El ingenio de los pastores se desarrolló siempre al compás de lo que le sugería el hambre y le ofrecía la naturaleza. Más liberal y fecunda en tierras del Sur que en las del Norte, las lluvias hacían brotar a primeros de año los espárragos trigueros (asparagus acutifolius L), cultivados por los egipcios hace seis mil años y que no precisan sino un sofrito de ajo, pan, vinagre y pimentón.
Poco después nace en los prados el cardillo (scolymnus hispanicus), cuyas nervaduras violáceas, despojadas de la parte espinosa, se añaden al puchero de garbanzos o a la sopa de pan y les confieren un gusto suavemente amargo, incomparable.
Verduras silvestres como la acedera (rumex acetosa L.), de sabor avinagrado, depurativa y refrescante, que tiene la virtud de deshacer las espinas del pescado cuando con ella se rellena; o el armuelle (atriplex hortense L.) sembrado antaño en huertos y hoy asilvestrado, que se pica y saltea con manteca de cerdo, perejil y pimienta molida; o la verdolaga (portulaca oleracea L.), plaga de los huertos para algunos pero que abunda en los pedregales y las tierras áridas y su gusto sutil complementa los guisos de legumbres secas.
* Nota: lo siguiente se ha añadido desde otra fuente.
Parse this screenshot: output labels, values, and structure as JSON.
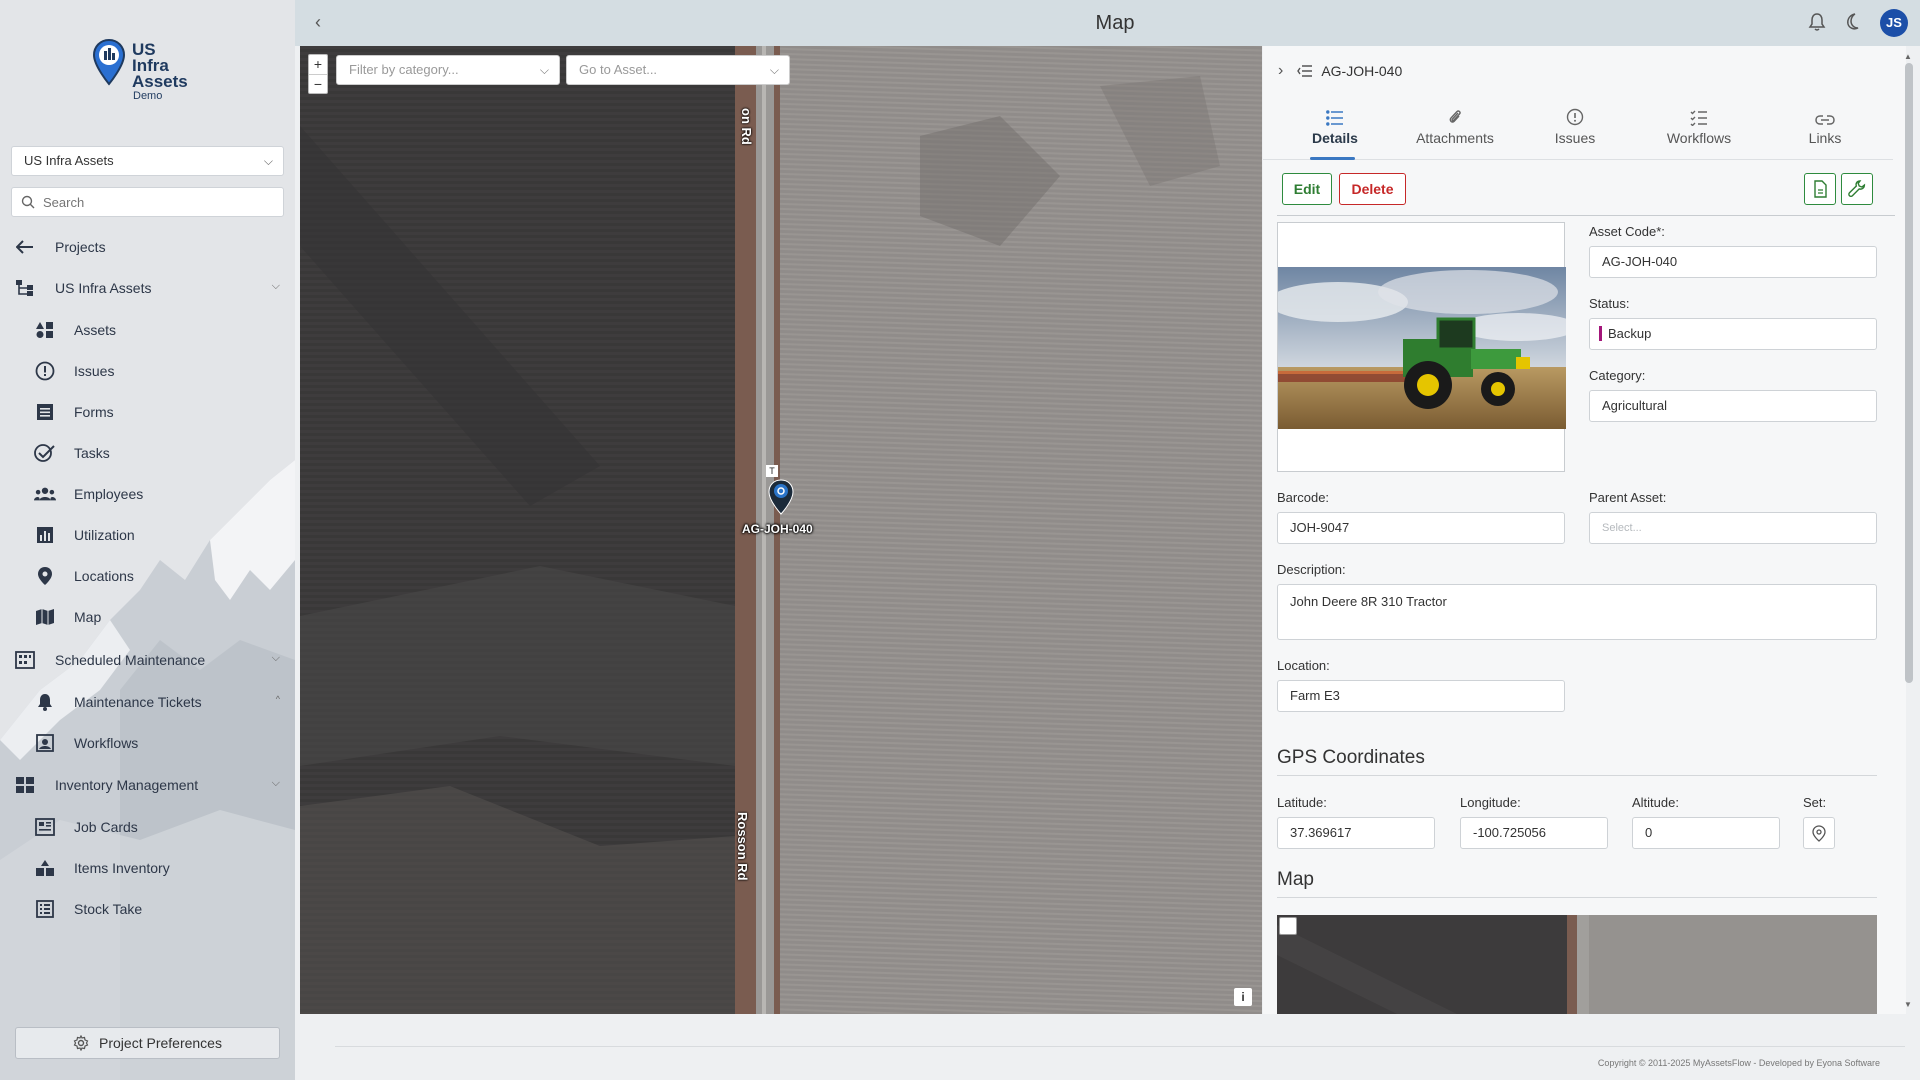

¿Y qué decir de las collejas, planta que crece al borde de los sembrados y que crudas o en tortilla aventajan a cualquier ensalada de vivero? ¿Y la vulgar ortiga (urtica dioica)? Rica en hierro, vitamina C y otros minerales, desde tiempos remotos el hombre la utilizó para depurar su organismo a la llegada de la primavera y los pastores la echaban a sus guisos como si se tratase de acelgas o espinacas, sólo que con un sabor más delicado.
A principios de verano encontrarían en los regatos de agua helada de los puertos de montaña las pamplinas o corujas (samolus valerandi L), hierba menuda y refrescante que se tomaba en ensalada, y más abajo, en los manantiales, berros de hoja picante que convertían su almuerzo de pan y queso en un festín de dioses.